Es traut sich noch keiner von Heilung zu sprechen, doch die neuesten Fortschritte bei der Bekämpfung von multipler Sklerose sind vielversprechend und bergen Hoffnungspotenzial.

Zum einen wird gerade ein Wirkstoff entwickelt, der – zumindest im Tierversuch – die Erkrankung aufhalten konnte. Entdeckt hat diesen Wirkstoff Ass.-Prof. Christian W. Gruber von der MedUni Wien mit seinem Team in einer afrikanischen Heilpflanze. Ein darin enthaltenes Eiweißmolekül bremst das überaktive Immunsystem. Denn bei multipler Sklerose werden die Signalwege des Körpers beeinflusst. Das löst eine Überfunktion des Immunsystems aus – dadurch beginnt der Körper, die eigenen Nervenzellen anzugreifen.

"Den genauen Mechanismus des Wirkstoffs kennen wir noch nicht, aber schon nach einmaliger Gabe hat sich die Zahl der überreaktiven T-Zellen deutlich verringert", erklärt Gruber.

Heilpflanze

Warum die Pflanze Oldenlandia affinis – in afrikanischen Stämmen "kalata-kalata" genannt – diesen Mechanismus entwickelt hat, ist noch nicht ganz erforscht. Sie hat in Teilen Afrikas eine lange Tradition als Heilpflanze. So wird ihr Tee etwa zur Geburtseinleitung eingesetzt. "Wir gehen davon aus, dass die Pflanze mittels dieser Eiweißmoleküle Fraßfeinde abwehrt – um zum Beispiel Insektenschädlinge zu bekämpfen."

Bisher wurde der Effekt auf MS nur im Tierversuch mit Mäusen belegt. Das schwedische Unternehmen "Cyxone" ist nun vor kurzem mit der Erfindung der MedUni Wien und der Uni-Klinik Freiburg an die Börse gegangen – mit 2,5 Mio.
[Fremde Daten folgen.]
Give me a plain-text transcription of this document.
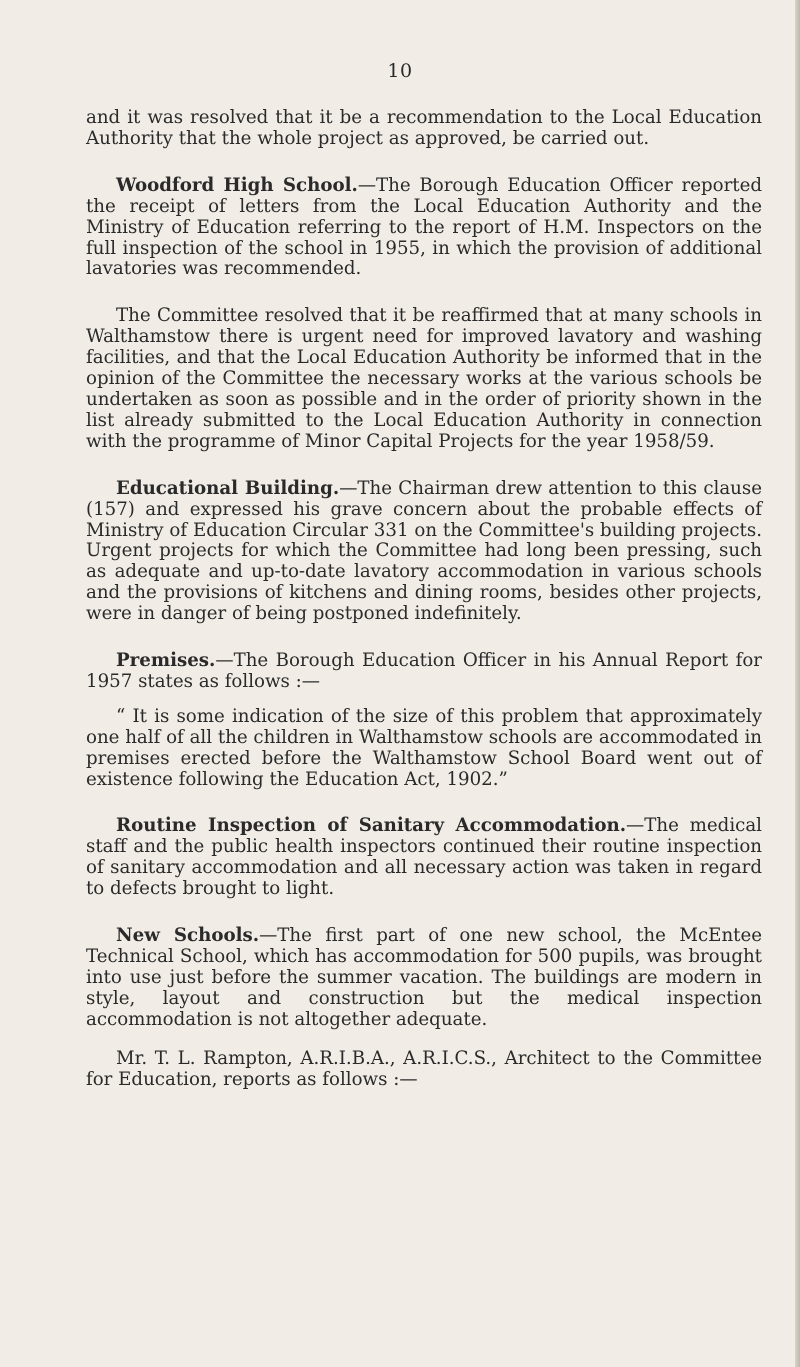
10

and it was resolved that it be a recommendation to the Local Education Authority that the whole project as approved, be carried out.

Woodford High School.—The Borough Education Officer reported the receipt of letters from the Local Education Authority and the Ministry of Education referring to the report of H.M. Inspectors on the full inspection of the school in 1955, in which the provision of additional lavatories was recommended.

The Committee resolved that it be reaffirmed that at many schools in Walthamstow there is urgent need for improved lavatory and washing facilities, and that the Local Education Authority be informed that in the opinion of the Committee the necessary works at the various schools be undertaken as soon as possible and in the order of priority shown in the list already submitted to the Local Education Authority in connection with the programme of Minor Capital Projects for the year 1958/59.

Educational Building.—The Chairman drew attention to this clause (157) and expressed his grave concern about the probable effects of Ministry of Education Circular 331 on the Committee's building projects. Urgent projects for which the Committee had long been pressing, such as adequate and up-to-date lavatory accommodation in various schools and the provisions of kitchens and dining rooms, besides other projects, were in danger of being postponed indefinitely.

Premises.—The Borough Education Officer in his Annual Report for 1957 states as follows :—

“ It is some indication of the size of this problem that approximately one half of all the children in Walthamstow schools are accommodated in premises erected before the Walthamstow School Board went out of existence following the Education Act, 1902.”

Routine Inspection of Sanitary Accommodation.—The medical staff and the public health inspectors continued their routine inspection of sanitary accommodation and all necessary action was taken in regard to defects brought to light.

New Schools.—The first part of one new school, the McEntee Technical School, which has accommodation for 500 pupils, was brought into use just before the summer vacation. The buildings are modern in style, layout and construction but the medical inspection accommodation is not altogether adequate.

Mr. T. L. Rampton, A.R.I.B.A., A.R.I.C.S., Architect to the Committee for Education, reports as follows :—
Euro Aktienkapital wurde nun genug Geld für die Vorbereitung einer klinischen Phase-1-Studie eingenommen. Damit wird das Medikament voraussichtlich Anfang 2018 erstmals am Menschen getestet werden. Bis dahin müssen noch die Wirksamkeit und Sicherheit im Tierversuch gewährleistet werden.

Gruber: "Die Anwendung des Medikaments wäre prinzipiell für jene Patienten denkbar, die schon an MS-Symptomen leiden. Aber auch für jene, die gerade die Diagnose MS bekommen haben, um den typischen Verlauf der Krankheit aufzuhalten." Ein Vorteil des Wirkstoffs: Im Gegensatz zu vielen MS-Medikamenten kann dieser als Tablette eingenommen werden. Damit ersparen sich die Patienten mühsame Injektionen.

Immunsystem rebooten

Einen Schritt weiter ist ein Forschungsprojekt am kanadischen Ottawa Hospital Research Institute. Bei der Behandlung von leukämiekranken MS-Patienten entdeckte man zufällig, dass die Stammzelltherapie – und damit das neue Aufsetzen des gesamten Immunsystems – offenbar nicht nur gegen den Krebs hilft, sondern auch die MS-Erkrankung bekämpft.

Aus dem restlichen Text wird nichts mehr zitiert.